Now they’re shutting up shop and taking it digital. Their new businesses 4RC4DE and Hot Dog Ape will be curated NFT platforms aiming to “bridge the gap” between the digital and IRL experience of NFTs.
Photo: AFP
“The digital realm is chaos for a lot of people, it’s too confusing, we want to be able to nurture people in the right way,” Sewell says. The recent hype has also flooded the market: “Ninety percent of what’s out there is just absolute tripe, but when you find the stuff that’s worthwhile it’s just like, yes, this is it!”
RAMPANT SPECULATION
As with more traditional art markets, NFTs are driven by rampant speculation and, as with any boom, attract flippers. Artists such as Lushsux and Mankind, who opted in early and are making out handsomely (Lushsux recently sold an NFT for half a million dollars), urge both artists and collectors to think about their long game. As the market corrects itself from the initial paroxysm and new niche platforms establish themselves, artists and collectors alike are hoping the NFT experience will level out while still offering new and lucrative avenues beyond traditional markets.

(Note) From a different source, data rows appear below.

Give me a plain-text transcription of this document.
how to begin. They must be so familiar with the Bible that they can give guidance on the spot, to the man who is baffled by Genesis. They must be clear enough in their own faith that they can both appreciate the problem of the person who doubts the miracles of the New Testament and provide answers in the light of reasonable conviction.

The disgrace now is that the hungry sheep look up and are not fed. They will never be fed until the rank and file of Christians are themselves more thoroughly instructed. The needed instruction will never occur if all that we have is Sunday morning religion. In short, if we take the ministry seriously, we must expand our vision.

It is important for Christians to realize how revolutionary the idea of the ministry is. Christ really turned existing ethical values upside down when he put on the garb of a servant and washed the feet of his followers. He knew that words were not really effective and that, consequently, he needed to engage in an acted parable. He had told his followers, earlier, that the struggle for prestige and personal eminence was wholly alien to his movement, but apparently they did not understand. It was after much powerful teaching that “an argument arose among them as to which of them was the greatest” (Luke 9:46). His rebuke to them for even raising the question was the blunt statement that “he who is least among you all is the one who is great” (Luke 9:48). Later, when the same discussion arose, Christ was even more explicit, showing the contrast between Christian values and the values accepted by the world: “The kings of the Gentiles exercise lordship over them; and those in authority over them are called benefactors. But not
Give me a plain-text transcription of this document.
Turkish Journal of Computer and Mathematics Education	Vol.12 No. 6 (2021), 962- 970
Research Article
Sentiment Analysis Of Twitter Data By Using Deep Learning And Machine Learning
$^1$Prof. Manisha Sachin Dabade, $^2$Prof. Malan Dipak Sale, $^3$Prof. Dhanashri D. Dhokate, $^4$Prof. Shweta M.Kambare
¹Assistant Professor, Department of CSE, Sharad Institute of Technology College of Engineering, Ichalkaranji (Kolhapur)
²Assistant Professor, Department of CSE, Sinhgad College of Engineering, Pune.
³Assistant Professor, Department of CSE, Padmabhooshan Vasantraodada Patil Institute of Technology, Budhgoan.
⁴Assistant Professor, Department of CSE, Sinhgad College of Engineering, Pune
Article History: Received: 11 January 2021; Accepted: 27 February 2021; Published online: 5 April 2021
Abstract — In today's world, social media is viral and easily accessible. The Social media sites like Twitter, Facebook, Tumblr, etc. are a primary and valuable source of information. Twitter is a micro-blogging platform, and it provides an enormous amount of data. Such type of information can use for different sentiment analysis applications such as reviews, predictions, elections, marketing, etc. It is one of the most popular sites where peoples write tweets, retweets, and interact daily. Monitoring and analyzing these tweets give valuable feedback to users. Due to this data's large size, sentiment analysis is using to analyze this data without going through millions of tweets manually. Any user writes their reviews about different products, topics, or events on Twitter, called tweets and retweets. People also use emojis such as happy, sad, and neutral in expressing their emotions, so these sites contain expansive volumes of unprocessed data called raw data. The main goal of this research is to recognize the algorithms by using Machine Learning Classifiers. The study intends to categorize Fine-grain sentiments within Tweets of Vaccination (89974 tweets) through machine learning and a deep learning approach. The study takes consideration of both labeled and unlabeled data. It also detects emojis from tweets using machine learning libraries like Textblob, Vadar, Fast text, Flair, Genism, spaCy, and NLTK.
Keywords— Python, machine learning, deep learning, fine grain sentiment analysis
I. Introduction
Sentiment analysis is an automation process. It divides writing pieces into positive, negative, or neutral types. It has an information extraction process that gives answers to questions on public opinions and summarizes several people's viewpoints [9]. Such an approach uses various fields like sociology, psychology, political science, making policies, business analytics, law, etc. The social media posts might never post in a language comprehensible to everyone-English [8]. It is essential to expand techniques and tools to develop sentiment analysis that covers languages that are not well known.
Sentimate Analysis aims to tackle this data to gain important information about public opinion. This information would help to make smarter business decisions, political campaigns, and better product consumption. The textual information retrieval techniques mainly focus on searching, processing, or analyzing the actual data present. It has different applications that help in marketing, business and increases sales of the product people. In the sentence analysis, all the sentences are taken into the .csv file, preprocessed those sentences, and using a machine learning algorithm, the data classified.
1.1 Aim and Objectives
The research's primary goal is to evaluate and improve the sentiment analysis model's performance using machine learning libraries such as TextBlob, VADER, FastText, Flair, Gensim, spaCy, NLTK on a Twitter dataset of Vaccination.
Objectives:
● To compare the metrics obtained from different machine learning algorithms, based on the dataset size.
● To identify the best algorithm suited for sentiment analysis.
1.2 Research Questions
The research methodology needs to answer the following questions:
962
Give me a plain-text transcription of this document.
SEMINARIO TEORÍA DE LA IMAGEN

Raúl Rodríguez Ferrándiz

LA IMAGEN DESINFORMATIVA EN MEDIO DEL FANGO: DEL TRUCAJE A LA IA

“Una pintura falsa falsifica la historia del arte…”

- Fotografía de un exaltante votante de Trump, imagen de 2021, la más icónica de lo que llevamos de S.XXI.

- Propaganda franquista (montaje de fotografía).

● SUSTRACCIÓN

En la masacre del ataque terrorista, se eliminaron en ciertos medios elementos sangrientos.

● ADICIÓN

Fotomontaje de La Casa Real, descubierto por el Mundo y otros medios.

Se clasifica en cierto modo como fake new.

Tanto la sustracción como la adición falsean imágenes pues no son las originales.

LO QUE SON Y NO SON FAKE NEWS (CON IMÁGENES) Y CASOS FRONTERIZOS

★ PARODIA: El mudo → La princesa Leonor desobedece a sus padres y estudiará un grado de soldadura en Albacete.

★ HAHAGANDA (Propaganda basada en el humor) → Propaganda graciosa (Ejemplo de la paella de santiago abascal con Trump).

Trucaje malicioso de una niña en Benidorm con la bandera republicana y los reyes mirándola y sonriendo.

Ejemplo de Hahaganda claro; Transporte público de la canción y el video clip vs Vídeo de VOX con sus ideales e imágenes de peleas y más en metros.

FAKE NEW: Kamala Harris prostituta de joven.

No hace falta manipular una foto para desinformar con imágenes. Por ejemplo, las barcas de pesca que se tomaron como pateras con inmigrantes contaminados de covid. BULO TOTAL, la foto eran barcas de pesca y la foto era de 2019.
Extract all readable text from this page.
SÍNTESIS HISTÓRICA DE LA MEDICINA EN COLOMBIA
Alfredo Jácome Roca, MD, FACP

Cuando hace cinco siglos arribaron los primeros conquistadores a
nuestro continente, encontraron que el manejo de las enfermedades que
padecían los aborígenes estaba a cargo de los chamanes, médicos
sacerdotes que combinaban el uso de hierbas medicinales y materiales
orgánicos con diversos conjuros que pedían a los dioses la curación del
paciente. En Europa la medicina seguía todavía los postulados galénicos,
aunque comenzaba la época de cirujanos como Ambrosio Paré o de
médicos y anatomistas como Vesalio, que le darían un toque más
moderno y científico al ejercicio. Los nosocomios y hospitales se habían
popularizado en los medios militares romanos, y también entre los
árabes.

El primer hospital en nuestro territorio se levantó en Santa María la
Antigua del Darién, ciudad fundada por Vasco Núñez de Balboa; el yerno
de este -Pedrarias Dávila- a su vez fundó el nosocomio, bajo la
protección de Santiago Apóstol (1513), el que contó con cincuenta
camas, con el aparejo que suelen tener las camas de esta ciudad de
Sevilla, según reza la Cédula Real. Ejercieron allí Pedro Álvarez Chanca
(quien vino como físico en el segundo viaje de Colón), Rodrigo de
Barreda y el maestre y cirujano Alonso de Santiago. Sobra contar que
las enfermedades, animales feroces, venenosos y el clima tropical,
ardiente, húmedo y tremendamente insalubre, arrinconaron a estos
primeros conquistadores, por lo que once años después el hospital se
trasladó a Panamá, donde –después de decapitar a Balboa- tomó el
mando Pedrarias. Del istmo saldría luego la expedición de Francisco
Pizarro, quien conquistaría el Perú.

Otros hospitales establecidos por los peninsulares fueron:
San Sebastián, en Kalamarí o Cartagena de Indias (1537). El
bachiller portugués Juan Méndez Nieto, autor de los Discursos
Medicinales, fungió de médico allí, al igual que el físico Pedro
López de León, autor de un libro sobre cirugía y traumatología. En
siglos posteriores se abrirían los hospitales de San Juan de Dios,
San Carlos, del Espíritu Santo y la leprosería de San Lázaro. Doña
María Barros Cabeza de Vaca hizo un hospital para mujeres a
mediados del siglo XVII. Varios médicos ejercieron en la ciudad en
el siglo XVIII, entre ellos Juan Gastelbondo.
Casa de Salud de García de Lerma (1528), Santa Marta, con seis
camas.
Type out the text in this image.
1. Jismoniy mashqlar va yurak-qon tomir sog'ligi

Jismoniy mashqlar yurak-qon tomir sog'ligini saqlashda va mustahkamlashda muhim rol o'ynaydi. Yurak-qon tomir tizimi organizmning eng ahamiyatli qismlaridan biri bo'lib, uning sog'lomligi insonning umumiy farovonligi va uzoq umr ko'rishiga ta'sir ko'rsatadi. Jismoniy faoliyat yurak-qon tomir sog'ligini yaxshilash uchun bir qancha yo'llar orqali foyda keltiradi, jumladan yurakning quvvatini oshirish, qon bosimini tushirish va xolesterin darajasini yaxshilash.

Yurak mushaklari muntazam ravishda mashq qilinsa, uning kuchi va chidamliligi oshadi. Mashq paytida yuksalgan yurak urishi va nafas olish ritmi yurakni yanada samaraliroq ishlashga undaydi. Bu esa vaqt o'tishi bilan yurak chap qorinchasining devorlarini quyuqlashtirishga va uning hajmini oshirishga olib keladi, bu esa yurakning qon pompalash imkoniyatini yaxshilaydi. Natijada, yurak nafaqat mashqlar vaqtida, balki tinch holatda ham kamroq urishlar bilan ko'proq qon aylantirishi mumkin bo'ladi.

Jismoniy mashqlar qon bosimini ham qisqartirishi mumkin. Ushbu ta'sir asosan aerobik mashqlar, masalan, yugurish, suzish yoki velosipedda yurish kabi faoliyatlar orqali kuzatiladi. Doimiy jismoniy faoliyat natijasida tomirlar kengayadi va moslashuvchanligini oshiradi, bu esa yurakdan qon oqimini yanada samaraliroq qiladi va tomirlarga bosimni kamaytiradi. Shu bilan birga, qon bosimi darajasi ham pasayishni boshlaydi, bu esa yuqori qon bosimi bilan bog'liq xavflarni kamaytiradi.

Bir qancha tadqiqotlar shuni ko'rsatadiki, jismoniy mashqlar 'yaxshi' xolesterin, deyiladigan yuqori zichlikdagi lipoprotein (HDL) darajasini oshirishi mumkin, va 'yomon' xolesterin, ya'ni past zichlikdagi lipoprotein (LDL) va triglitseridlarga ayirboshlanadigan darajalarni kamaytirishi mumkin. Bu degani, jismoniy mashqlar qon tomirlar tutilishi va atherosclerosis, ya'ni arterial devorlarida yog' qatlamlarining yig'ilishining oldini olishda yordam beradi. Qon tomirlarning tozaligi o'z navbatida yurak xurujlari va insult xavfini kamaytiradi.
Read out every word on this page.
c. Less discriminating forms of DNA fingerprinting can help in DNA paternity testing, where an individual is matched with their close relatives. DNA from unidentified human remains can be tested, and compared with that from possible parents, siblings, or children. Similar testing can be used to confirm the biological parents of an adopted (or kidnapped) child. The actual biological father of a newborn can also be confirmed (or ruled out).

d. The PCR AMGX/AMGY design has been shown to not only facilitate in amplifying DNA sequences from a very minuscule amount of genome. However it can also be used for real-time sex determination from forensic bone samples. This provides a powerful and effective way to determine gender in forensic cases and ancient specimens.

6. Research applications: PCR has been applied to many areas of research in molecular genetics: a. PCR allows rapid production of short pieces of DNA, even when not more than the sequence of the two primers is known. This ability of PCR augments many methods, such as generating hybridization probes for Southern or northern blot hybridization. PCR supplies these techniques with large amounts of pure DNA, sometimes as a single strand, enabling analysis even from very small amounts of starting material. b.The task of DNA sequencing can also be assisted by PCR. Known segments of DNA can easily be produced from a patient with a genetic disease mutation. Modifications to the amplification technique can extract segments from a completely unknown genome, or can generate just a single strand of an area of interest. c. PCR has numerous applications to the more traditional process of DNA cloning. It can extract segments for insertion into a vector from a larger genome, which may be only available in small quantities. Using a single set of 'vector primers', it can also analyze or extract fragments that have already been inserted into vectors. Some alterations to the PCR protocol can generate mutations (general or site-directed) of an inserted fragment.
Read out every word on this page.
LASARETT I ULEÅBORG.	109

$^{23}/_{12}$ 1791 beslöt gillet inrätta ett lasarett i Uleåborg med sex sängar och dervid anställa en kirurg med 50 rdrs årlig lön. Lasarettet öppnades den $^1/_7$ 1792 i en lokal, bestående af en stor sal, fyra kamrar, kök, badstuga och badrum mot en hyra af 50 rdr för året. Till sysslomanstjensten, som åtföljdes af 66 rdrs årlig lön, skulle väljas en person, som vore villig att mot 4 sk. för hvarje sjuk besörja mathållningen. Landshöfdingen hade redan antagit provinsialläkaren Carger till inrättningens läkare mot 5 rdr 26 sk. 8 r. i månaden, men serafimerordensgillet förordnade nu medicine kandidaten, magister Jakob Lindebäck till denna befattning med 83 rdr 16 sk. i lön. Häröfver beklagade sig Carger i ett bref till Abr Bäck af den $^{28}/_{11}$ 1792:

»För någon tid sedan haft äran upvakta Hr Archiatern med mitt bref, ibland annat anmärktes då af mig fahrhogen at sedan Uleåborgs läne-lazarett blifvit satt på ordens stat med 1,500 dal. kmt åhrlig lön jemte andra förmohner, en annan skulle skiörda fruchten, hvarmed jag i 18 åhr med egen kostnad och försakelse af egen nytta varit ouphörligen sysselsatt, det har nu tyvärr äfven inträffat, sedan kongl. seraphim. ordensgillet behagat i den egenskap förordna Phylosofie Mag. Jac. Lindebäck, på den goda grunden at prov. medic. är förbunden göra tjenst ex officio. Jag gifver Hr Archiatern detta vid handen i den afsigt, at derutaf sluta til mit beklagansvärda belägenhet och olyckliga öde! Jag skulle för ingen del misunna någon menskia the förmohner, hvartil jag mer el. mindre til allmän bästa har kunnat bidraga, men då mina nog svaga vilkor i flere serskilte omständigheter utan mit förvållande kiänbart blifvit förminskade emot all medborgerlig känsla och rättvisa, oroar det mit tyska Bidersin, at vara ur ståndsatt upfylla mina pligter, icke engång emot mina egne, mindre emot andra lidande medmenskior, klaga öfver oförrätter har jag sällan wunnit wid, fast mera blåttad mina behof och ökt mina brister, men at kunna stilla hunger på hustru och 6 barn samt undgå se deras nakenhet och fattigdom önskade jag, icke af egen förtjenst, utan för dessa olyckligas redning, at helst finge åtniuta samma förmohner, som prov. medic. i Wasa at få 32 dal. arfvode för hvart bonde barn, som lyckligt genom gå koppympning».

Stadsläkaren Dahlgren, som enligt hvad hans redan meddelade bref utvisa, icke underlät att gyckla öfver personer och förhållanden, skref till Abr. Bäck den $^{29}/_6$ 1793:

The ethereal nature of an NFT makes a quick sense to street artists who have long dealt with creating art that could disappear at any moment; where its value lies in the experience and occasionally in the documentation.
Melbourne artist Rone — known for his striking murals, often in derelict locations — has a loyal stable of collectors who consider the artifacts associated with his work (in the form of photographs, 3D renderings or VR experiences) as having artistic value in their own right. But the artist remains coy about his NFT intentions, saying the digital artists who have no other way to produce, and previously no way to legitimately sell their work, are those he is most excited for.
Rone and Mankind, like other artists on the Gen X/Y cusp, are especially drawn to the novelty of the concept, likening it to the early days of the Internet they lived through as teenagers.
Rone says: “There’s going to be a lot of awkward things we look back on and think, that was a stupid idea, or how crazy that was. At the moment it’s not quite clear what [NFTs] can be, so people are trying all different things, which is exciting.”
It remains to be seen how this particular experiment will play out for artists and the art world.
I asked cultural critic William Deresiewicz, the author of The Death of the Artist, what he makes of it all so far.
“In some ways, it’s an indication of what we pretty much already knew about the 21st century art market,” he writes by E-mail.
“Prices are completely disconnected from underlying values, making sense only in relation to one another, and the whole dynamic is driven by the global pool of surplus cash that’s looking for things to do with itself. I think it’s a bubble, but then, the whole art market is a bubble, and it never seems to pop.”